The last time I saw him, he greeted me warmly.

We learn in the course of our training that therapeutic termination includes reviewing the time spent together and commenting on progress and goals attained. It’s like a summary statement, an opportunity to reflect upon how the patient has changed and how the patient can continue to effectively pursue his goals.

I already anticipated that, though he would hear my monologue of the above, he would not respond. My hypothesis bore true.
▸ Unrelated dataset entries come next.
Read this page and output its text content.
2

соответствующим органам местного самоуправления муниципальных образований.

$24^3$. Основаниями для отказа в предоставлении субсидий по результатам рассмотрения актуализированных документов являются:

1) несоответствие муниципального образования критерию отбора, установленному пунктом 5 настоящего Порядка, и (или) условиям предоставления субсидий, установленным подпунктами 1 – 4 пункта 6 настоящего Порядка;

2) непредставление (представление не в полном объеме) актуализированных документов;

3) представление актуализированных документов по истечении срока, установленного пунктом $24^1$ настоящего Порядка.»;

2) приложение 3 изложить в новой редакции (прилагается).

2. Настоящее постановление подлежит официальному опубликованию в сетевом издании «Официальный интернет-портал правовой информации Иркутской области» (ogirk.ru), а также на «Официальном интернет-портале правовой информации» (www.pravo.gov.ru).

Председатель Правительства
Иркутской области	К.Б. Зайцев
I commented on our very first meeting and what he stated were his goals at that time.

“Did I tell you the joke about the buffalo?”

I continued to commend him for the significant progress he had made in several spheres.

“What did the mother buffalo say to her kid as he left for school?”

I then reiterated his strengths—he had so many: he was so good with people; his integrity was admirable; he was intelligent and thoughtful; he was fiercely independent and more than capable of taking care of himself.

“Bi-son!”

I expressed my hope to him that he would continue to pursue his dreams—I was (and still am) confident that he could reach all of them.

“How about the one about the cowboys?”

I looked at him, willing him to participate in the conversation—but I knew saying good-bye was not his strong suit. His parents had abandoned him when he was young; there was no such thing as a “healthy” good-bye in his experience.

“Because they are too heavy to carry! HA!”

“Take care of yourself,” I said, patting his shoulder. “Good-bye, Andrew.”

He had already started to walk away when he answered, “All right.”

I watched his lanky figure amble down the hallway. I then quickly turned to go.